Wednesday, January 14, 2009

Employee training and the 2009 budget battle

As we enter 2009 and our country falls deeper into a recession, a recent survey has revealed how many companies plan to cut costs this year and it all starts with HR.

Most companies plan to cut costs in 2009 through a combination of layoffs, hiring freezes, reduced employee training and reevaluating various other HR programs, according to a 2008 fourth quarter study by global consulting firm Watson Wyatt.

We’ve said it before and we’ll say it again - employee training is one of your most valuable business assets, especially during periods of economic hardship.

Though our budgets are stretched almost to the breaking point, now is not the time to eliminate employee training opportunities.

Why training is more important during a recession:

  • Well trained employees work more efficiently, with less errors and delays.
  • Training improves employee engagement, loyalty and development.
  • Employees taking on more work get up to speed faster with the right training.
  • Training gives a boost to employee morale and confidence.

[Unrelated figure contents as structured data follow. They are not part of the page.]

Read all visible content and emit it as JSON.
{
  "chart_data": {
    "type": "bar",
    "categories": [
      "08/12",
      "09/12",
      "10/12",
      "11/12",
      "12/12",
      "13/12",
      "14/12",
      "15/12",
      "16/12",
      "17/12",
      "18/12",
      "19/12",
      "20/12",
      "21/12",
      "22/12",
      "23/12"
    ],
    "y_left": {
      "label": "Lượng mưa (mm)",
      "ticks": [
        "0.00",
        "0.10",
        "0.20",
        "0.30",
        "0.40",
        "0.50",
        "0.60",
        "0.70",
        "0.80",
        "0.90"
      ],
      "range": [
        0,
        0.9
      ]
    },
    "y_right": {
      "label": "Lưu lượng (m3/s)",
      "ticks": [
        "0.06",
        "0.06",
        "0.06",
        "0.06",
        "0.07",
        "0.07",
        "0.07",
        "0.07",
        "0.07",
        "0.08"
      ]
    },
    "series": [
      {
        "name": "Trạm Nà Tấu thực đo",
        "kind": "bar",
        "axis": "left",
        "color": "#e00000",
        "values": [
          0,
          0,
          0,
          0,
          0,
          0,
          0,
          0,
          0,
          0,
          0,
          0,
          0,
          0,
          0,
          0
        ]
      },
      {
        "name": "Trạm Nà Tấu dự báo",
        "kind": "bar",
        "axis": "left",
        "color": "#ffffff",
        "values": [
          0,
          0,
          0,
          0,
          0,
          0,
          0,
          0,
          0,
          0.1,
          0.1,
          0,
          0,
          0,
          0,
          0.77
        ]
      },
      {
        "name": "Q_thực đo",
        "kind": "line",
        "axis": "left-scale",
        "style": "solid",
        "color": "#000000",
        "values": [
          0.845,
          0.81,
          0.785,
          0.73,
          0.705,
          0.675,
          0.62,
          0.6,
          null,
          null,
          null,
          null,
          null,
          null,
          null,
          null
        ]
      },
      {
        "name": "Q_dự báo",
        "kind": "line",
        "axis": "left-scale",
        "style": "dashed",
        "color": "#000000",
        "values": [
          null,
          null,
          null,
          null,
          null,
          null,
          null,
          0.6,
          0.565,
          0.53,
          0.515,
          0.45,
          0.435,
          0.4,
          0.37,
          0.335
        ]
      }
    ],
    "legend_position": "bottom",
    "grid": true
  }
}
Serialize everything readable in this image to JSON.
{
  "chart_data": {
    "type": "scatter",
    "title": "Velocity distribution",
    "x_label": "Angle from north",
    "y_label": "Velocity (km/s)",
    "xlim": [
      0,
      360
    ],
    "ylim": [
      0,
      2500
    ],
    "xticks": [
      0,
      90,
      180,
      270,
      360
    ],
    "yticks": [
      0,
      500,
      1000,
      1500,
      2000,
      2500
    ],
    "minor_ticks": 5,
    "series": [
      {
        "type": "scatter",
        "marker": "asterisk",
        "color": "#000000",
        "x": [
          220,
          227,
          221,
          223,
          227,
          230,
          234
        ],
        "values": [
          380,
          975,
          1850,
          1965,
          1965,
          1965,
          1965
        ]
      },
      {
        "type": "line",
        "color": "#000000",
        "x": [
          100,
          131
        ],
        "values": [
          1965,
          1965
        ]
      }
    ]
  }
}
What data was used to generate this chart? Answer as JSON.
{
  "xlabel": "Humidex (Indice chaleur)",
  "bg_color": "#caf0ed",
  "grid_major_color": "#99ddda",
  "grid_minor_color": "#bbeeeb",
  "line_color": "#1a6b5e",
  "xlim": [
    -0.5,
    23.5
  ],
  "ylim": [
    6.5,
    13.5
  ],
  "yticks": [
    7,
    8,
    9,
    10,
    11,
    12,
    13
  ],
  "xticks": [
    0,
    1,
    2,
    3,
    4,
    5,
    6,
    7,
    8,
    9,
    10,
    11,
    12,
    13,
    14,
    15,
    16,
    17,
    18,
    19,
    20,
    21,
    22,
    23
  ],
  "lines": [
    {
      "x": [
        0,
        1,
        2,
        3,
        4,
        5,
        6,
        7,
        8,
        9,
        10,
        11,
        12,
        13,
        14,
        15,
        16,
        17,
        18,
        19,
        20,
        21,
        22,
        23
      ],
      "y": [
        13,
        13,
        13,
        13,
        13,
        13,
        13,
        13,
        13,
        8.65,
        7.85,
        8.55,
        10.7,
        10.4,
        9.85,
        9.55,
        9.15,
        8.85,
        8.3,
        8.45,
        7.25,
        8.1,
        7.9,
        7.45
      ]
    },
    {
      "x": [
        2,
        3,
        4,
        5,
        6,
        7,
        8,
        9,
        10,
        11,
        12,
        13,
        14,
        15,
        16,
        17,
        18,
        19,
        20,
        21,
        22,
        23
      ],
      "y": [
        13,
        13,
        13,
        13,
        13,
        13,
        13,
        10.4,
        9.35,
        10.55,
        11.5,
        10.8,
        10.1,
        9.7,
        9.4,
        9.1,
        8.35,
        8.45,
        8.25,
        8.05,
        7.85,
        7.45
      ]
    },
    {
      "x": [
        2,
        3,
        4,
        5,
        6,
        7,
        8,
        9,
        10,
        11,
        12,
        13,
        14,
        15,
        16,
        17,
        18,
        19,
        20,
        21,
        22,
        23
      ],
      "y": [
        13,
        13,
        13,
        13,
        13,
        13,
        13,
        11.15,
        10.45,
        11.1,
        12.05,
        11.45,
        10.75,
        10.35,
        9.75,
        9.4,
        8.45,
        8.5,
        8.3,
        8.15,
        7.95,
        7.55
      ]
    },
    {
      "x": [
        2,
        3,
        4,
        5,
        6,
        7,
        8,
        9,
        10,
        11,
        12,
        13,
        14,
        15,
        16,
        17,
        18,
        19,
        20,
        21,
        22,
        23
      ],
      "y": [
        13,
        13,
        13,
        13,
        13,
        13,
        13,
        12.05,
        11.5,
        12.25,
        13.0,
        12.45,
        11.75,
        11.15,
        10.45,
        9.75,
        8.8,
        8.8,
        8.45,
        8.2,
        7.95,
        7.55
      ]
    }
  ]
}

Resist the urge to take the “easy” way out by cutting development opportunities and find creative ways to stretch your training dollars to their full potential.

In a recent article at TrainingZone, Nigel Paine, former head of training and development at the BBC, outlined ways organizations can rise to the challenge during these tough times and stay focused on L&D.

Here are a few tips from his list of top learning and development strategies for 2009:

  • Don’t panic. Though many of your programs may be on notice, use this time to adjust your strategy, plan and take a close look at what is or is not working. Put your focus on the skills and attitudes will get you through the next year.

  • Innovate. Restructuring isn’t always a bad thing. The old way of doing things may not be working anymore. Use this opportunity to discover new employee training ideas to take you into the future.

  • Get online. E-learning has been growing by leaps and bounds over the past few years. Online resources can help you cut down on training costs and deliver learning faster, with less time away from work.

  • Listen. What can you do to support those in your organization who are having a tough time? What type of training opportunities would help them succeed? Listening to your staff is the best way to determine their needs.

  • Find free or cheap training tools. Do your research and find low cost equivalents for the product or service you’re planning to buy. Selling new training ideas to the boss is much easier when your idea is free.

And remember Paine’s advice: “This is the time for thought not panic … be optimistic but realistic!”